Tangent: I like that the logo for the organization 'adjoint' resembles the notation for adjoint functors.


Likewise! Looks like it was intentional:

> Our name comes from advanced mathematics and represents the numerous ways in which we simplify financial processes and products using blockchain technology.

(https://www.adjoint.io/about/adjoint)


Ugh, I'm cringing a little that they consider adjunctions 'advanced mathematics'. Adjunctions are ubiquitous even in elementary math. For example, in linear algebra whenever one writes down a matrix to represent a operator in some basis, this is using the tensor-hom adjunctions for modules.


Just out of curiosity, do you actually use adjunctions?

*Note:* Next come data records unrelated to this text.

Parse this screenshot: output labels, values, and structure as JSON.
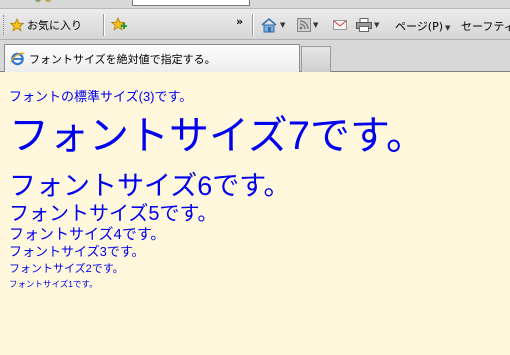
{
  "toolbar": {
    "favorites_label": "お気に入り",
    "overflow_chevron": "»",
    "page_menu_label": "ページ(P)",
    "safety_menu_label": "セーフティ(S"
  },
  "tab": {
    "title": "フォントサイズを絶対値で指定する。"
  },
  "content": {
    "lines": [
      "フォントの標準サイズ(3)です。",
      "フォントサイズ7です。",
      "フォントサイズ6です。",
      "フォントサイズ5です。",
      "フォントサイズ4です。",
      "フォントサイズ3です。",
      "フォントサイズ2です。",
      "フォントサイズ1です。"
    ]
  },
  "colors": {
    "page_background": "#fff8dc",
    "text": "#0000ee"
  }
}
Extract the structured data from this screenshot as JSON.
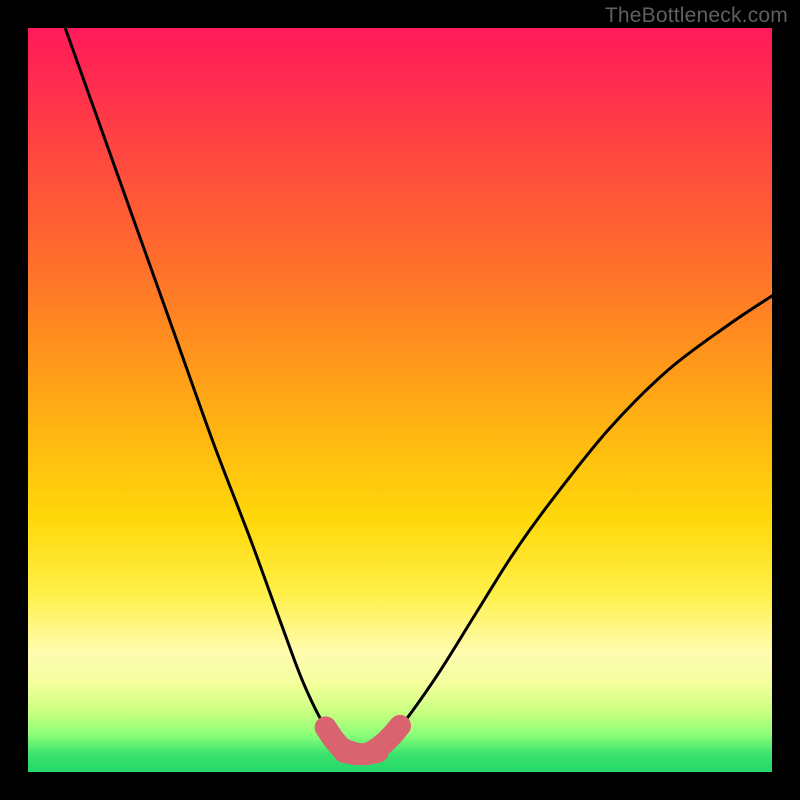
{
  "watermark": "TheBottleneck.com",
  "chart_data": {
    "type": "line",
    "title": "",
    "xlabel": "",
    "ylabel": "",
    "xlim": [
      0,
      100
    ],
    "ylim": [
      0,
      100
    ],
    "grid": false,
    "legend": false,
    "series": [
      {
        "name": "bottleneck-curve",
        "x": [
          5,
          10,
          15,
          20,
          25,
          30,
          34,
          37,
          40,
          42.5,
          45,
          47.5,
          50,
          55,
          60,
          65,
          70,
          78,
          86,
          94,
          100
        ],
        "y": [
          100,
          86,
          72,
          58,
          44,
          31,
          20,
          12,
          6,
          3.5,
          2.5,
          3.5,
          6,
          13,
          21,
          29,
          36,
          46,
          54,
          60,
          64
        ]
      },
      {
        "name": "highlight-band-left",
        "x": [
          40,
          41,
          42,
          43,
          44
        ],
        "y": [
          6.0,
          4.5,
          3.3,
          2.8,
          2.5
        ]
      },
      {
        "name": "highlight-band-right",
        "x": [
          46,
          47,
          48,
          49,
          50
        ],
        "y": [
          2.6,
          3.2,
          4.0,
          5.0,
          6.2
        ]
      },
      {
        "name": "highlight-band-bottom",
        "x": [
          42.5,
          44,
          45.5,
          47
        ],
        "y": [
          2.7,
          2.4,
          2.4,
          2.7
        ]
      }
    ],
    "colors": {
      "curve": "#000000",
      "highlight": "#d9636e"
    },
    "background_gradient": [
      {
        "stop": 0,
        "color": "#ff1a5a"
      },
      {
        "stop": 18,
        "color": "#ff4a3e"
      },
      {
        "stop": 42,
        "color": "#ff8e1e"
      },
      {
        "stop": 66,
        "color": "#ffd80a"
      },
      {
        "stop": 84,
        "color": "#fffcb0"
      },
      {
        "stop": 95,
        "color": "#8cff78"
      },
      {
        "stop": 100,
        "color": "#22d96a"
      }
    ]
  }
}
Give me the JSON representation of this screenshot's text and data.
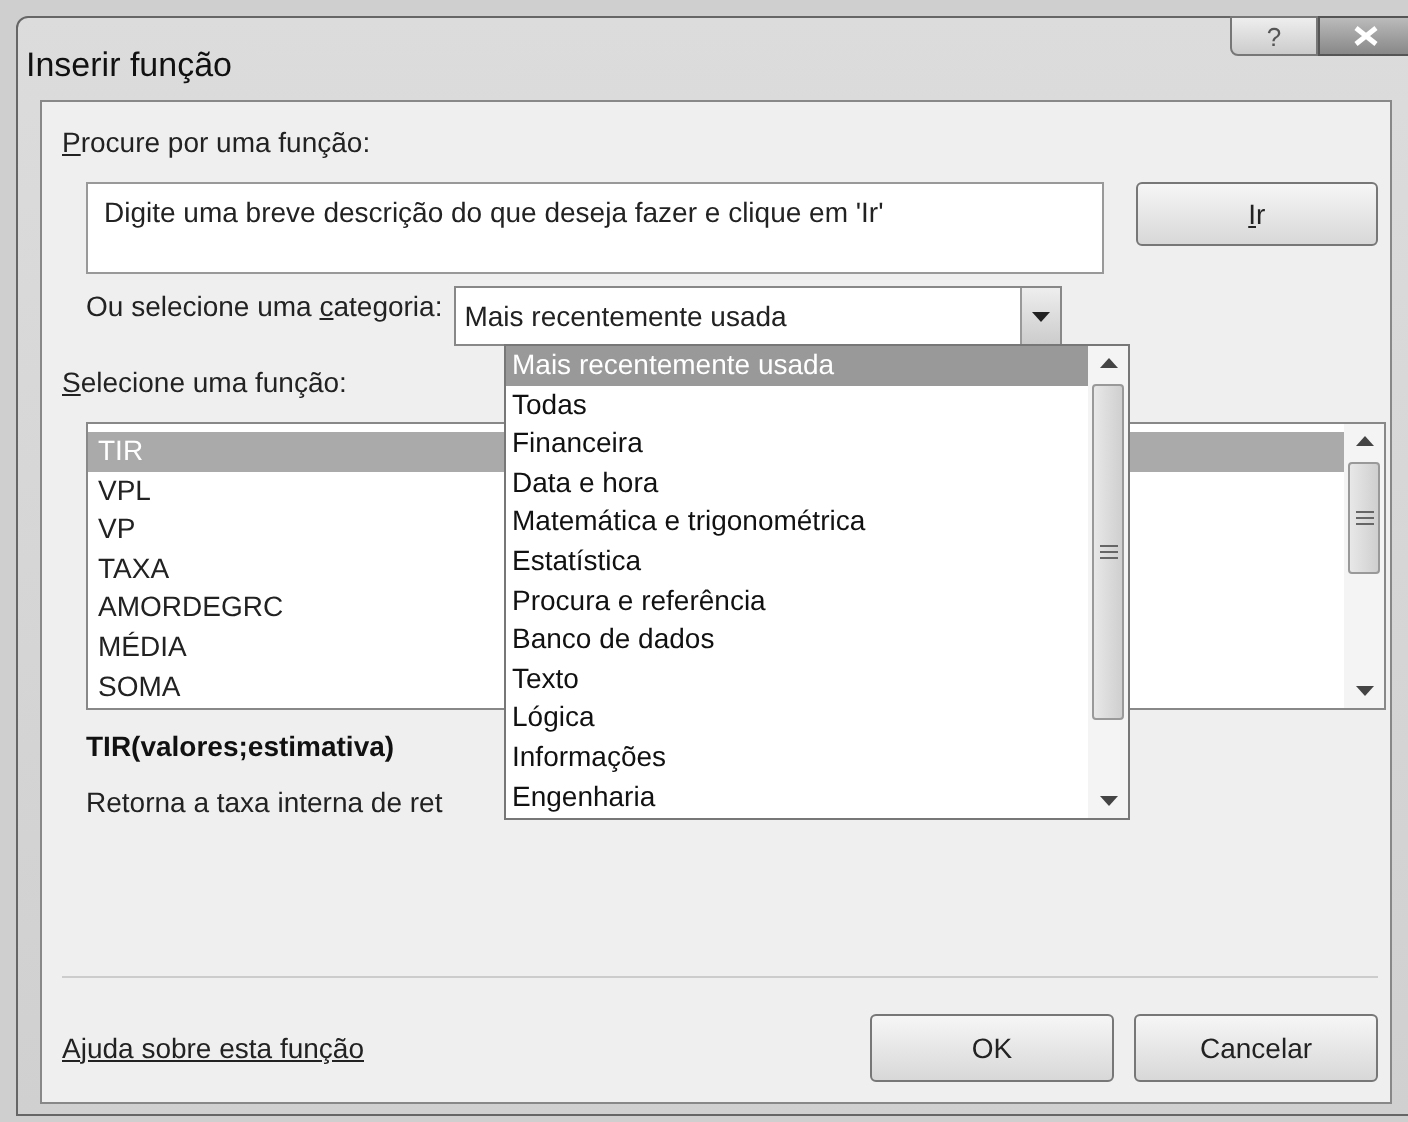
{
  "window": {
    "title": "Inserir função",
    "help": "?"
  },
  "search": {
    "label": {
      "key": "P",
      "after": "rocure por uma função:"
    },
    "value": "Digite uma breve descrição do que deseja fazer e clique em 'Ir'"
  },
  "go_button": {
    "key": "I",
    "after": "r"
  },
  "category": {
    "label": {
      "before": "Ou selecione uma ",
      "key": "c",
      "after": "ategoria:"
    },
    "value": "Mais recentemente usada",
    "expanded": true,
    "options": [
      {
        "label": "Mais recentemente usada",
        "selected": true
      },
      {
        "label": "Todas",
        "selected": false
      },
      {
        "label": "Financeira",
        "selected": false
      },
      {
        "label": "Data e hora",
        "selected": false
      },
      {
        "label": "Matemática e trigonométrica",
        "selected": false
      },
      {
        "label": "Estatística",
        "selected": false
      },
      {
        "label": "Procura e referência",
        "selected": false
      },
      {
        "label": "Banco de dados",
        "selected": false
      },
      {
        "label": "Texto",
        "selected": false
      },
      {
        "label": "Lógica",
        "selected": false
      },
      {
        "label": "Informações",
        "selected": false
      },
      {
        "label": "Engenharia",
        "selected": false
      }
    ]
  },
  "functions": {
    "label": {
      "key": "S",
      "after": "elecione uma função:"
    },
    "items": [
      {
        "label": "TIR",
        "selected": true
      },
      {
        "label": "VPL",
        "selected": false
      },
      {
        "label": "VP",
        "selected": false
      },
      {
        "label": "TAXA",
        "selected": false
      },
      {
        "label": "AMORDEGRC",
        "selected": false
      },
      {
        "label": "MÉDIA",
        "selected": false
      },
      {
        "label": "SOMA",
        "selected": false
      }
    ]
  },
  "signature": "TIR(valores;estimativa)",
  "description": "Retorna a taxa interna de ret",
  "help_link": "Ajuda sobre esta função",
  "buttons": [
    "OK",
    "Cancelar"
  ]
}
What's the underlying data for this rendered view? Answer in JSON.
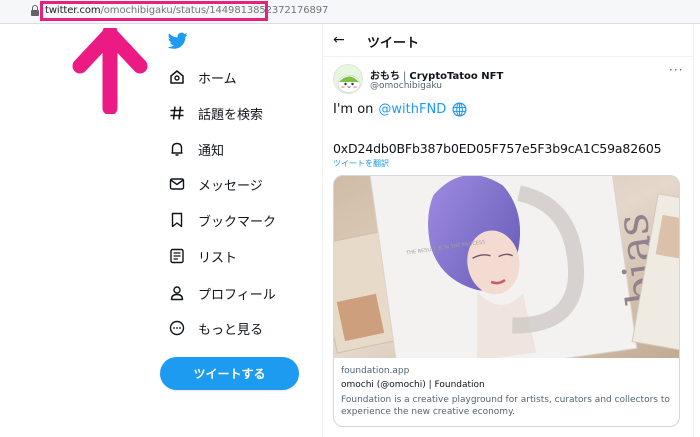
{
  "browser": {
    "url_domain": "twitter.com",
    "url_path": "/omochibigaku/status/1449813852372176897"
  },
  "sidebar": {
    "logo": "twitter-bird-icon",
    "items": [
      {
        "label": "ホーム",
        "icon": "home-icon"
      },
      {
        "label": "話題を検索",
        "icon": "hashtag-icon"
      },
      {
        "label": "通知",
        "icon": "bell-icon"
      },
      {
        "label": "メッセージ",
        "icon": "mail-icon"
      },
      {
        "label": "ブックマーク",
        "icon": "bookmark-icon"
      },
      {
        "label": "リスト",
        "icon": "list-icon"
      },
      {
        "label": "プロフィール",
        "icon": "profile-icon"
      },
      {
        "label": "もっと見る",
        "icon": "more-circle-icon"
      }
    ],
    "tweet_button": "ツイートする"
  },
  "header": {
    "back": "←",
    "title": "ツイート"
  },
  "tweet": {
    "display_name": "おもち",
    "name_separator": "|",
    "name_suffix": "CryptoTatoo NFT",
    "handle": "@omochibigaku",
    "more": "···",
    "text_line1": "I'm on",
    "mention": "@withFND",
    "text_line2": "0xD24db0BFb387b0ED05F757e5F3b9cA1C59a82605",
    "translate": "ツイートを翻訳",
    "card": {
      "domain": "foundation.app",
      "title": "omochi (@omochi) | Foundation",
      "description": "Foundation is a creative playground for artists, curators and collectors to experience the new creative economy.",
      "image_text": "bias"
    }
  },
  "colors": {
    "accent": "#1d9bf0",
    "highlight": "#e8207e"
  }
}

If so I would be really happy to know more about it.


It was very intentional.


> They rely on the discrete logarithmic assumption

> Range proofs do not leak any information about the secret value

Could someone explain this? I can't say I followed the proof algorithm (don't have background on blinded Pederson commitments etc.), but to me these sound contradictory. If you're relying on a discrete log assumption then it means you are leaking information, but you hope it's not enough information to reconstruct the secret. It doesn't sound like an algorithm that truly doesn't leak information (like OTP).


The does-not-leak-information property doesn't depend on the discrete log assumption, but the binding property does. I.e., if you have an oracle that solves the discrete log problem you can now open commitments in different ways, but if someone else generates a commitment you still can't tell what their secret input was.

One thing I found useful is section 2.2 of https://crypto.stanford.edu/~dabo/papers/RSA-survey.pdf, on blinding in RSA.


Interesting, thanks!


More about bulletproof in context of Uplink. https://www.adjoint.io/docs/privacy.html#upperlink


for those who don't know, Monero is using bulletproofs.


Not yet.

A hard fork later this fall is expected to bring Bulletproofs to main net. Right now the code is being vetted by 3 external auditors, hired by the community through fund-raising.

The benefit to Monero, once this is implemented, is transactions that are almost an order of magnitude smaller. This is a huge win, for many reasons, and it doesn't even come at the cost of CPU time.


What is difference between Bulletproof and zk-SNARK (of ZCash)? Any advantage?